I’m still considering it, and will consider it more when other readers have a chance to review the story. For right now, I’ve handled the problem with a single line toward the end of the book, which takes Chekhov’s Law and throws it on its Russian ear. After all, the book is a humorous space opera, and that’s not the only time I take story conventions for a ride.
Just not a ride in the shuttle.
Well, what the heck? Kirk never needed a shuttle.

Comments

( 4 comments — Leave a comment )
aadler
Jan. 9th, 2016 01:54 am (UTC)
I’m going to offer reassurances here. The captain’s conscientious adherence to the same regimen he imposes on his crew is familiar to me not only through my own military experiences, but in various mil-space tales I’ve read, most specifically those by David Weber. The training is what’s being highlighted, and the officer’s dedication; Chekov made a good point, and one worth heeding, but I doubt he himself followed it in every single instance.

If I read your story, and found the captain never piloting a shuttle, I wouldn’t feel cheated. I probably wouldn’t notice. Some things stick out — they’re too prominent not to be significant, or made so — but for most things, it depends on the treatment, and I see no fault in yours.
ozma914
Jan. 9th, 2016 07:08 am (UTC)
Hm ... you're the first person I should have considered to give the story a read! I was never in the military (although I have been involved with secret squirrels from time to time), so I'm a well-researched novice. My only saving grace is that this is the military of 500 years from now, not today. My other is that the story leans toward humor, and I actually get a little subversive with SF tropes, anyway ... a comment toward the end of the story handles Chekov and his gun.

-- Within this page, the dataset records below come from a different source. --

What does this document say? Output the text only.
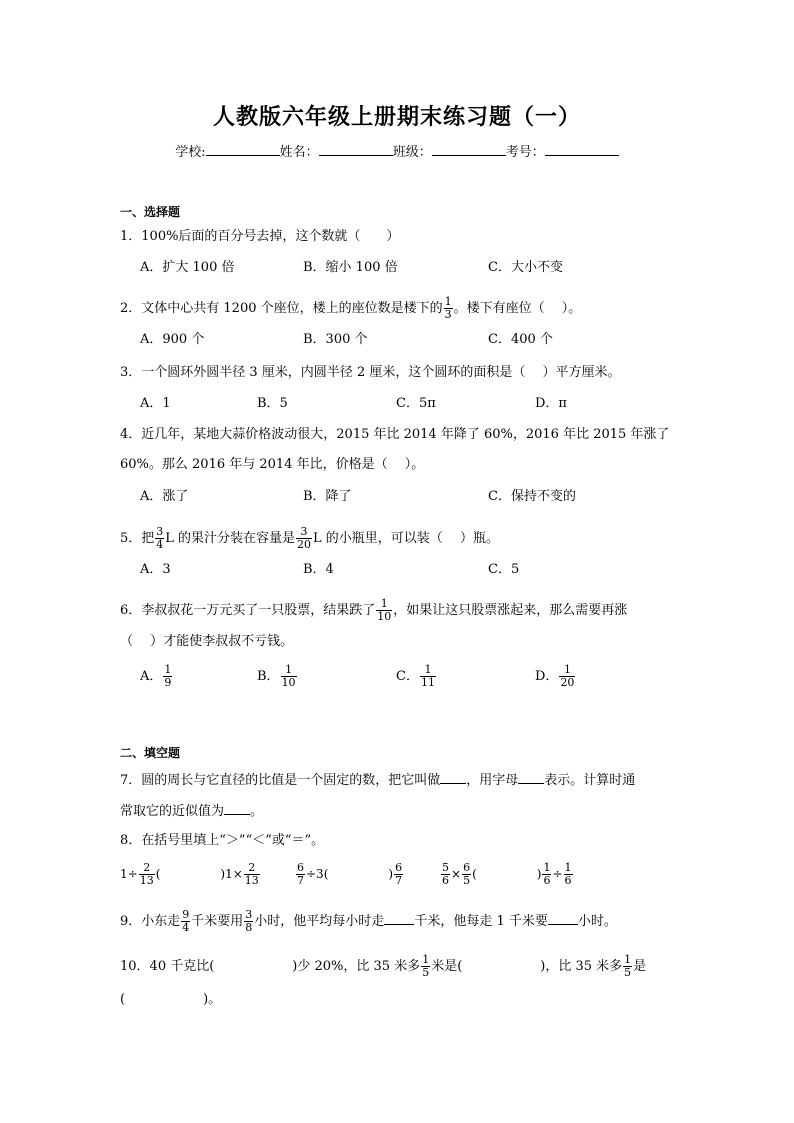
人教版六年级上册期末练习题（一）
学校:	姓名：	班级：	考号：
一、选择题
1．100%后面的百分号去掉，这个数就（　　）
A．扩大 100 倍	B．缩小 100 倍	C．大小不变
2．文体中心共有 1200 个座位，楼上的座位数是楼下的 $\frac{1}{3}$ 。楼下有座位（　 ）。
A．900 个	B．300 个	C．400 个
3．一个圆环外圆半径 3 厘米，内圆半径 2 厘米，这个圆环的面积是（　 ）平方厘米。
A．1	B．5	C．5π	D．π
4．近几年，某地大蒜价格波动很大，2015 年比 2014 年降了 60%，2016 年比 2015 年涨了
60%。那么 2016 年与 2014 年比，价格是（　 ）。
A．涨了	B．降了	C．保持不变的
5．把 $\frac{3}{4}$ L 的果汁分装在容量是 $\frac{3}{20}$ L 的小瓶里，可以装（　 ）瓶。
A．3	B．4	C．5
6．李叔叔花一万元买了一只股票，结果跌了 $\frac{1}{10}$ ，如果让这只股票涨起来，那么需要再涨
（　 ）才能使李叔叔不亏钱。
A． $\frac{1}{9}$	B． $\frac{1}{10}$	C． $\frac{1}{11}$	D． $\frac{1}{20}$
二、填空题
7．圆的周长与它直径的比值是一个固定的数，把它叫做 ，用字母 表示。计算时通
常取它的近似值为 。
8．在括号里填上“＞”“＜”或“＝”。
$1\div \frac{2}{13}$ (　　　　　)$1\times \frac{2}{13}$	$\frac{6}{7} \div 3$(　　　　　) $\frac{6}{7}$	$\frac{5}{6} \times \frac{6}{5}$ (　　　　　) $\frac{1}{6} \div \frac{1}{6}$
9．小东走 $\frac{9}{4}$ 千米要用 $\frac{3}{8}$ 小时，他平均每小时走 千米，他每走 1 千米要 小时。
10．40 千克比(　　　　　　)少 20%，比 35 米多 $\frac{1}{5}$ 米是(　　　　　　)，比 35 米多 $\frac{1}{5}$ 是
(　　　　　　)。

But you're right, Captain Gage's comprehensive training, unusual under the circumstances, becomes a factor later in the story.
cornerofmadness
Jan. 9th, 2016 04:45 am (UTC)
I like what you have above. COuld it be handled with mentioning that the captain has to be trained in several key areas even if s/he's not ever going to do them in a normal setting? (that used to bother me with later ST:TNG episodes where they were struggling to do more with the female characters and suddenly ship's counselors and doctors are commanding the ship.
ozma914
Jan. 9th, 2016 07:23 am (UTC)
I agree, that kind of thing bothered me, too. The peacetime space force in my universe sent its officer candidates through every rotation on the ship, under the theory of preparing for anything; but as this story opens they're in a desperate struggle, and new crew members generally are run through basic training and tend to specialize. This is why the crew is puzzled by Gage's actions: Even though they're headed toward a non-combat area (allegedly), he insists on having everyone as prepared as humanly possibly in every area.

Unlike some of the draftees and reservists on the ship, Gage is career military, so at the opening of the story he's already been through the rotations. But piloting a shuttle is a specialized job that captains aren't expected to do--just like a ship's counselor wouldn't be expected to command, or for that matter to do a doctor's job. Just the same Gage, who in my backstory already has some piloting experience, wants to know everyone's jobs as much as possible.